Posted by Hopper on 04/12/2017 02:08:54:
With an Acme, the slight taper on the tooth form makes engagement easier. Also, with the Acme, as the threads wear, the halfnuts can be adjusted inwards to take up the slack, still riding firmly on both thread flanks. With the square thread, once it has worn on the flanks there is little you can do about the resulting backlash.
I think that's possibly the key, at least where halfnuts are involved – it's less easy to do anything remedial where crosslide or topslide nuts are concerned. However I've heard opposed Acme nuts described, where backlash is taken up by adjusting the spacing between the two nuts so that they each bear on opposite flanks of the screw. Don't remember ever actually seeing such an arrangement, though.
There can be requirements for substantial force to be transmitted by crosslide leadscrews – knurling, for example.
I do suspect that Acme threads, like many things in engineering, are a compromise – in this case between strength, adjustability and ease of manufacture.

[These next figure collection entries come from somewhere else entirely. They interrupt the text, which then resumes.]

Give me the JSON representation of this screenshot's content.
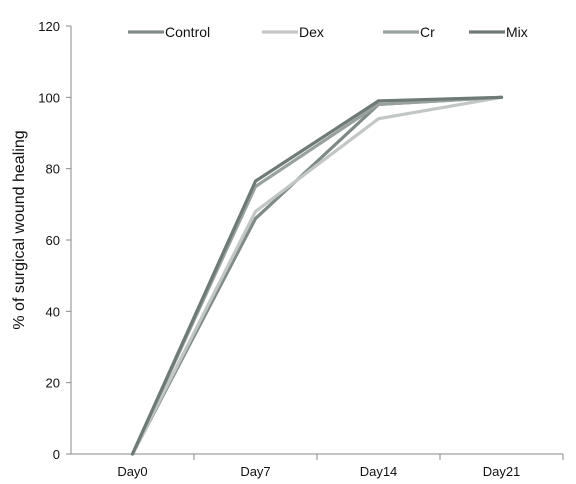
{
  "chart_data": {
    "type": "line",
    "categories": [
      "Day0",
      "Day7",
      "Day14",
      "Day21"
    ],
    "ylabel": "% of surgical wound healing",
    "xlabel": "",
    "ylim": [
      0,
      120
    ],
    "yticks": [
      0,
      20,
      40,
      60,
      80,
      100,
      120
    ],
    "grid": false,
    "legend_position": "top",
    "series": [
      {
        "name": "Control",
        "values": [
          0,
          66,
          98,
          100
        ],
        "color": "#7f8a86"
      },
      {
        "name": "Dex",
        "values": [
          0,
          68,
          94,
          100
        ],
        "color": "#c2c7c5"
      },
      {
        "name": "Cr",
        "values": [
          0,
          75,
          98,
          100
        ],
        "color": "#98a19e"
      },
      {
        "name": "Mix",
        "values": [
          0,
          76.5,
          99,
          100
        ],
        "color": "#6f7a76"
      }
    ]
  }
}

One of my first engineering jobs was operating a big thread-roller at a Nottingham factory that made jacking-screws for artic trailers. I was rolling 10 or 15 foot lengths of bar-turned 1 3/8" bar with two-start Acme threads, some left-handed. You could get a good piece-rate if you fed the start of one bar hard up against the tail of the previous one. If you failed, you had to open and re-close the roller on the next bar, which lost a minute or so, and also some inches of thread so the whole bar wasn't usable in the next machining process. I don't know whether that follow-on, or even the whole rolling process would've been as easy on square thread.